How about a simple shell script, to loop thru the drive and find patterns. This can be as complex as you wnat it--looking for pattern A after having found pattern B, etc.
BC=0 (initialize the block count)
while true do;
dd if=$1 bs=2048 count=BC |hexdump -C |grep _pattern_ > tmp
printf BC\n\n tmp (this gives you block count and offset (from hexdump)--tmp already has newline chars, so we dont need to add them)
_pattern_ can come from a command line argument or be hard coded
$1 is the first argument---eg /dev/hda
keep the block size as a multiple of the secotr size.
to have sub-loops, probably write hexdump output to file, then loop with grep so that you get the return code from grep to tell it to look for another pattern.

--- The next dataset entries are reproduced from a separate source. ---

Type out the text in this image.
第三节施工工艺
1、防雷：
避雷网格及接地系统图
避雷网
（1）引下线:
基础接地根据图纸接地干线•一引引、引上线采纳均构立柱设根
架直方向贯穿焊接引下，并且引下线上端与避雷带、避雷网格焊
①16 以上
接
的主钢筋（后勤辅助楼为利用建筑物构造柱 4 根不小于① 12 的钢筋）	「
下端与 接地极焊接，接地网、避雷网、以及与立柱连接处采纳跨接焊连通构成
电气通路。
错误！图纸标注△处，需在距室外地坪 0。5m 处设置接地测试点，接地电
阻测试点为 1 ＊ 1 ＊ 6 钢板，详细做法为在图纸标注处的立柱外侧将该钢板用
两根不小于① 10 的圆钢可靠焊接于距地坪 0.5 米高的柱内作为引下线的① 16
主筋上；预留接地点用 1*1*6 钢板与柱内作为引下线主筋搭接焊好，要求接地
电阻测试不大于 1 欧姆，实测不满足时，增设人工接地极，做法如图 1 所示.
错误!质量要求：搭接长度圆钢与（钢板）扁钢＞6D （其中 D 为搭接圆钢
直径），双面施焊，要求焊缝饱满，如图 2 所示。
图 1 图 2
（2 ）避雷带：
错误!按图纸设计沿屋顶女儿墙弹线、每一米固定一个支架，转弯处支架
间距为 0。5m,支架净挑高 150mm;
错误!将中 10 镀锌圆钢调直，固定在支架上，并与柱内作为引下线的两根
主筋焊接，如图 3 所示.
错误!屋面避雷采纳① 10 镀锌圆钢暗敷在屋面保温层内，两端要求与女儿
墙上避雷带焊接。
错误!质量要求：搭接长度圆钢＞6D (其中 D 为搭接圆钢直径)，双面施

This obviously lacks finesse--eg it will likely loop forever. Also, you need to use the correct sahell syntax....
teckk: I have now given helix a whirl; nice distro, but it doesn't seem to have the tools to analyze raw disk data when the file system is unknown (ie not NTFS/FAT/EXT3 etc).
Also tried with foremost. It seems to need an actual file, rather than the /dev/hdd device file. If I had another 300G disk, I could copy the whole drive to the new drive (within an ext3fs filesystem). I did this with the first 1G, but it was unable to find any mpg files or any at all, where I had already extracted many mpeg streams manually.
I guess I'm back to either scripting or some program coding to get what I am trying to retrieve.